John Brenenstuhl has more than 23 years of experience in the fire service, including as a firefighter and fire chief. He assisted with the aftermath of tragedies such as 9/11 and Hurricane Katrina, he said.
The experiences prepared him for his work as a planner in Piscataquis County, he said. They illuminated how government and non-government agencies work together in emergency situations — and sometimes, how they run into communication issues that stall progress, he said.
John Brenenstuhl, who now works as a flight instructor at Highlands Aviation at the Dexter Regional Airport, has met with town officials across Piscataquis County to discuss their emergency operations plans, which address hazards and vulnerabilities in a community.
The plan outlines a procedure that would be used during an emergency, such as a tornado, so residents can evacuate or shelter in place, he said. Also included in the plan is a way to relocate government and communications personnel so that key operations can continue to function.
“Most of the towns either don’t have one, or the ones that they do have are old and outdated,” he said. “I’ve also been putting together tabletop exercises to evaluate the emergency operations plan that’s being used.”
A grant from the United States Department of Homeland Security and a BRIC — Building Resilient Infrastructure and Communities — grant from the Federal Emergency Management Agency fund the planners’ positions, Duggan said.
They will be looking and applying for grants to help the emergency management agency and municipalities in Piscataquis County. For towns and unorganized territories, grant opportunities, low-interest loans and other forms of funding can help them better prepare for emergencies, Duggan said.
Piscataquis County residents will have a chance to weigh in with questions and comments about the hazard mitigation plan this week. Meetings are scheduled for 5-8 p.m. on Wednesday, April 6, through Friday, April 8, at the Peaks House in Dover-Foxcroft. People can also attend virtually.

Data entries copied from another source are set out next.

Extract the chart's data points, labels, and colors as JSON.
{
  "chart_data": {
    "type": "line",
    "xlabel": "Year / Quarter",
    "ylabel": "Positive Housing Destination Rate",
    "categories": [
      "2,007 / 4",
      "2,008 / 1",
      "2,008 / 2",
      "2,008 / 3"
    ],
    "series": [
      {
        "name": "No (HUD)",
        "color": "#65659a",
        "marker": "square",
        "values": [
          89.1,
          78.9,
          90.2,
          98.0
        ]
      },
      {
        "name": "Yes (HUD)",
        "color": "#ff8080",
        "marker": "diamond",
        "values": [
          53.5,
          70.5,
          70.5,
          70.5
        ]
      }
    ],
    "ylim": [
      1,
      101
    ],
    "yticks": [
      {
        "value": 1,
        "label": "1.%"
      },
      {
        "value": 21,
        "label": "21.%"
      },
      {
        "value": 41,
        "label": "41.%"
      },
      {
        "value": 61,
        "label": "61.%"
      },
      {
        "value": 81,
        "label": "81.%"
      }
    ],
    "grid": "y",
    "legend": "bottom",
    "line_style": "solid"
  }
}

“These [meetings] aren’t reviewing the plan yet,” Duggan said. “These are the very first meetings for people to find out what it’s all about and what their input can be.”
Once the hazard mitigation plan is written, which Duggan expects will be sometime around the end of summer or early fall, the public will have another chance to participate. That’s when they can review the plan and suggest modifications, she said.
The plan will be sent to the Maine Emergency Management Agency, and eventually, the Federal Emergency Management Agency, she said.